Classification Flashcards
impute/imputation
In statistics, imputation is the process of replacing missing data with substituted values.
confusion matrix
- A cross-tabulation of our model’s predictions against actual values
- A matrix (table) used to measure the performance of a machine learning algorithm
- Rows: actual classes (Ci)
- Columns: predicted classes (Cj)
What are the 4 possible outcomes of classification task?
True Positive
False Postive
False Negative
True Negative
What is the common choice for the baseline model for a classification problem?
a model that simply predicts the most common class every single time
What are the common evaluation metrics for a classification problem/model?
- Accuracy
- Precision
- Recall
- Specificity
- f1 score
- ROC curve
What is accuracy?
the number of times we predicted correctly divided by the total number of observations
What is precision / positive predictive value?
the percentage of positive predictions that we made that are correct.
What is recall / true positive rate / sensitivity?
the percentage of positive cases we accurately predicted.
What is specificity / true negative rate?
the percentage of negative cases we accurately predicted.
The percentage of predicting true negative out of all negatives.
logistic regression
- A regression algorithm
- To find the values of the coefficients that weight each input variable)

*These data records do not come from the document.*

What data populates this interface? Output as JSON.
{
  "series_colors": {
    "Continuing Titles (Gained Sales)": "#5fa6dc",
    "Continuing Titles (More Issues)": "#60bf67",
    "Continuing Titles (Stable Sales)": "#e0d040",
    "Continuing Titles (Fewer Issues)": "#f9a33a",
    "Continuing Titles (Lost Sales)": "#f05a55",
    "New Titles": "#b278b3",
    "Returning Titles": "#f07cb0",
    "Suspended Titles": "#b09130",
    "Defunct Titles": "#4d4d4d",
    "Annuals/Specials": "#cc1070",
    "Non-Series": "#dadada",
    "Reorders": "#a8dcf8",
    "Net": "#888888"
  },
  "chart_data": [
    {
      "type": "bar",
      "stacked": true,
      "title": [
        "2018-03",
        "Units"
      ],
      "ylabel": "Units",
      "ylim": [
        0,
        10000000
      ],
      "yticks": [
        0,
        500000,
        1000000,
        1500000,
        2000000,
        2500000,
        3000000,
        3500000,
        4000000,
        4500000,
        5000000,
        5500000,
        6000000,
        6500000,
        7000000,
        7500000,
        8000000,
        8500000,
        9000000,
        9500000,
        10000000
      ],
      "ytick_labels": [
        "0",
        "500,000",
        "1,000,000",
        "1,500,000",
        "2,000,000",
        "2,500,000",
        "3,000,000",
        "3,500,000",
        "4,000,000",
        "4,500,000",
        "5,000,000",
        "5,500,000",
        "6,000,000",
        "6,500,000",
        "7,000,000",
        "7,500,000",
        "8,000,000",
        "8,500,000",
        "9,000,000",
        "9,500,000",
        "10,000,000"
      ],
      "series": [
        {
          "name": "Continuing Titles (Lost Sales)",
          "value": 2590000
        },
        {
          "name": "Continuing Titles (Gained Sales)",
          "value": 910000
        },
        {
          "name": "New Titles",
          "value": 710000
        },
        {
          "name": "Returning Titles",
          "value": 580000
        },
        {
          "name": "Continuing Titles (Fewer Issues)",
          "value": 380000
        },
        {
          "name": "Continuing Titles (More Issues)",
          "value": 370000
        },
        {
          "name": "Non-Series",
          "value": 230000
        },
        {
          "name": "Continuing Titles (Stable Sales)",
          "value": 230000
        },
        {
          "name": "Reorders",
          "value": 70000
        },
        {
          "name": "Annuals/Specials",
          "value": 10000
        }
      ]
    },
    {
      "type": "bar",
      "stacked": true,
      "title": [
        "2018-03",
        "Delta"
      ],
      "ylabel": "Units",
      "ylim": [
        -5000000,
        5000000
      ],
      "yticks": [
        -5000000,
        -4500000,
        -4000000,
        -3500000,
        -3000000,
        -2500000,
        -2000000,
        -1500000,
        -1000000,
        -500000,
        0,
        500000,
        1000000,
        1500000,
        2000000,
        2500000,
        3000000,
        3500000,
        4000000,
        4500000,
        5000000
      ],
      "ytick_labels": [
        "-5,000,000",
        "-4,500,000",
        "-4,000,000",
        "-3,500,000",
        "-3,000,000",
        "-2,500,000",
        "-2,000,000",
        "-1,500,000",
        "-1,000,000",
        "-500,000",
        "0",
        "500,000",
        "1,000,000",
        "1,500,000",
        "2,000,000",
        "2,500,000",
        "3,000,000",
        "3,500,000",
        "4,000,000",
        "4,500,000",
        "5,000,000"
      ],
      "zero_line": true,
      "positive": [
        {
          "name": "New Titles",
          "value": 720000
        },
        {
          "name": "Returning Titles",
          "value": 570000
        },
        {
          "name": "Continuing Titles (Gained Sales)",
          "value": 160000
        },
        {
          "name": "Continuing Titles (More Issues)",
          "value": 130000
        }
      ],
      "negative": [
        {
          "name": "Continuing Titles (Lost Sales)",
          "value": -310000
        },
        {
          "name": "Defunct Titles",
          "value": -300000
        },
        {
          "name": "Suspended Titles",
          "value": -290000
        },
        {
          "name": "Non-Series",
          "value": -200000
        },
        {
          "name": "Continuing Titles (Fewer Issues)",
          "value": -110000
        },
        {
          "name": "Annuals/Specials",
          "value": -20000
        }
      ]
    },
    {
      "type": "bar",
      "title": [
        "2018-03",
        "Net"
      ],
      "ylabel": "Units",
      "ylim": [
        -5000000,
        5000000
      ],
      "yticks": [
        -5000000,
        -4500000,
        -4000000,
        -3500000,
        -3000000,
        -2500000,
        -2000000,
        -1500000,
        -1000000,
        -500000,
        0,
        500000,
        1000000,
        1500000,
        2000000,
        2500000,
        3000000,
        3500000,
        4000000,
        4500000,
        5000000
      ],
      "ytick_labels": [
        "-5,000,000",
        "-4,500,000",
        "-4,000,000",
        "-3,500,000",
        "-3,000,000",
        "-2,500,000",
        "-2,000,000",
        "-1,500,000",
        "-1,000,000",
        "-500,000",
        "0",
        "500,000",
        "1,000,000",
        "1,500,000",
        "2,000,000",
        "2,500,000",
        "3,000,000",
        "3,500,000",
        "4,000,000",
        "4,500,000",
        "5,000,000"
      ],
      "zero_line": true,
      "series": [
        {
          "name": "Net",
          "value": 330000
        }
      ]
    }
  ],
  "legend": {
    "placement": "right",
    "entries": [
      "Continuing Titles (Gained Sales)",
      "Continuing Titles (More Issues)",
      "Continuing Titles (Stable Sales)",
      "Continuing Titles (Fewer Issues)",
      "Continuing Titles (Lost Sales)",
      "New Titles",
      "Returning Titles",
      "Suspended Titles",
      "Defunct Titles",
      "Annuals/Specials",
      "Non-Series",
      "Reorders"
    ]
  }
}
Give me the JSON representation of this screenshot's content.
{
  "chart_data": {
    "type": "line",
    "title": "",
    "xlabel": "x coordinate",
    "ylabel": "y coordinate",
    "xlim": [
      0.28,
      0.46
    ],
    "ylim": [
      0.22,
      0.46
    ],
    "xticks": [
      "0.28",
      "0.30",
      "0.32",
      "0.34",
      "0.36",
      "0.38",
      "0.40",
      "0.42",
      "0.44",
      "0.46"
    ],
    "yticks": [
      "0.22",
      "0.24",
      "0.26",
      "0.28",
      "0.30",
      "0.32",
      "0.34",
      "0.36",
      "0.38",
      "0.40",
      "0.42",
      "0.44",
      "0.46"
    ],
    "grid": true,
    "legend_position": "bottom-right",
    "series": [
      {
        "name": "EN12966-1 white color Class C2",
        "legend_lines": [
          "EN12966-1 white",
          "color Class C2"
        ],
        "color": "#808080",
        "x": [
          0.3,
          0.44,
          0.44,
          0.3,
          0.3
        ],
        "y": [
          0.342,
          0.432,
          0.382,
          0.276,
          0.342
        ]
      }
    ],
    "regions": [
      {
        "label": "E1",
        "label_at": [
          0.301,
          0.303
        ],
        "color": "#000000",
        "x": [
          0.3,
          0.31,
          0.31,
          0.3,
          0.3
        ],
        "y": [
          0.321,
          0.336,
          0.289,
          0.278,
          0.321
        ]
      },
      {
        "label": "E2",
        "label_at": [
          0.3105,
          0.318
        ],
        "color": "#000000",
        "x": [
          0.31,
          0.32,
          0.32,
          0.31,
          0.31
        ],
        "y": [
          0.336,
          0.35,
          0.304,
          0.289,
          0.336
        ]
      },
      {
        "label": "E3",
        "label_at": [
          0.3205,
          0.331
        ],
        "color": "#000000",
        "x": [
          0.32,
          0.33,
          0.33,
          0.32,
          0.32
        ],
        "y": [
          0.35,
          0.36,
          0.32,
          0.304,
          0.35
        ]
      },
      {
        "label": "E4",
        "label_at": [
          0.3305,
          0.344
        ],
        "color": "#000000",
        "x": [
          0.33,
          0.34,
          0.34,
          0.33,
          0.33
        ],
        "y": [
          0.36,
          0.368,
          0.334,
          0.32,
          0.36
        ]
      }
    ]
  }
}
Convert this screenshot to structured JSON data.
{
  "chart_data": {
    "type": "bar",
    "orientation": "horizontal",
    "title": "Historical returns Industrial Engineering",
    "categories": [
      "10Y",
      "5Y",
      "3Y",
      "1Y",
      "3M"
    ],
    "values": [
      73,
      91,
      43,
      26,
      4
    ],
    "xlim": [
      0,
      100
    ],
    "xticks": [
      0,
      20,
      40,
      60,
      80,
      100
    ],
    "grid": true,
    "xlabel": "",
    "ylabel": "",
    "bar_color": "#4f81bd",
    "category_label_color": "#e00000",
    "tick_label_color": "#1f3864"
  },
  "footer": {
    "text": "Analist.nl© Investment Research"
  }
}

- To assign observations to a discrete set of classes
- To predict discrete outcomes
- binomial and multinomial
- The output is a value between 0 and 1 that represents the probability of one class over the other.
regularized least squares
- A way of solving least squares regression problems
- An extra constraint on the solution, which is called regularization
- It adds a penalty term to the error.
- A argument in LogisticRegression
What are the components of a decision tree?
- root
- condition/internal node
- branches/edges
- decision/leaf
What is classification tree?
to classify the outcome variable
What is regression tree?
to predict continuous values like price of a house
CART = ?
classification and regression trees